ACM Queue
- Categories: Trade magazine
- Frequency: Bimonthly
- First issue: March 2003
- Company: Association for Computing Machinery
- Country: United States
- Based in: New York City
- Language: English
- Website: queue.acm.org
- ISSN: 1542-7730

= ACM Queue =

Bimonthly magazine on software engineering

ACM Queue (stylized acmqueue) is a bimonthly computer magazine, targeted to software engineers, published by the Association for Computing Machinery (ACM) since 2003. It publishes research articles as well as columns, interviews, and other types of content.

The magazine is described as "the ACM's magazine for practicing software engineers[,] written by engineers for engineers", as opposed to academic researchers.
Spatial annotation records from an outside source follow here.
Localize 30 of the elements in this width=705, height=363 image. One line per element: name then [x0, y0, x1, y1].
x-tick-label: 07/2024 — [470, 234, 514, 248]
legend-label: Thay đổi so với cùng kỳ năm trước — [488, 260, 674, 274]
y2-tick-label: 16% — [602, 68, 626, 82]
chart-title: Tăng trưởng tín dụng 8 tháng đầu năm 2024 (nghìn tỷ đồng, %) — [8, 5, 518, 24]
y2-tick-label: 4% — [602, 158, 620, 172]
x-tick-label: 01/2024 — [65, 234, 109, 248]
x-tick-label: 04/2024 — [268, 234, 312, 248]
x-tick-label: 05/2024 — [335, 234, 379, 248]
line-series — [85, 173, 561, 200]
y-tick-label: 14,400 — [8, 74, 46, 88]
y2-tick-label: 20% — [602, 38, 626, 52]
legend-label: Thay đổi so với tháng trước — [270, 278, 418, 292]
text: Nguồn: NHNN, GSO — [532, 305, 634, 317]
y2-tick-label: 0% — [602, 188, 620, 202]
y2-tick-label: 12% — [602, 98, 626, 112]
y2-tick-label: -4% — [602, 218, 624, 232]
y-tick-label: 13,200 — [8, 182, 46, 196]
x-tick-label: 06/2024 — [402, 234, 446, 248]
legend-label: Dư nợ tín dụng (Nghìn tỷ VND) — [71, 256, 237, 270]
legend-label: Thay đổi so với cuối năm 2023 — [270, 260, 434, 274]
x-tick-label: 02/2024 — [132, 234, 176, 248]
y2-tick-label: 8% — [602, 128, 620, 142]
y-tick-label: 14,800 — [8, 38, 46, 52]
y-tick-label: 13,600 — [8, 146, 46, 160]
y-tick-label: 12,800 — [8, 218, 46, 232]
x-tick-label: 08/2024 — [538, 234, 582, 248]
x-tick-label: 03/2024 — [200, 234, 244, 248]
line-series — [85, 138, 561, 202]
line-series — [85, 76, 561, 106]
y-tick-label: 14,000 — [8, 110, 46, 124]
Its "goal ... is to bridge the academic and industrial sides of computer science and software
engineering".

Only articles from "specifically invited" authors are considered for publication, and there is a review process. However, unlike some other ACM publications, is not considered a peer-reviewed journal by the organization.

Stephen R. Bourne is the editor-in-chief, and helped found the magazine when he was president of the ACM. It is available only in electronic form and is available on the Internet on subscription basis. Some of the articles published in Queue are also included in ACM's monthly magazine, Communications of the ACM, in the Practitioner section.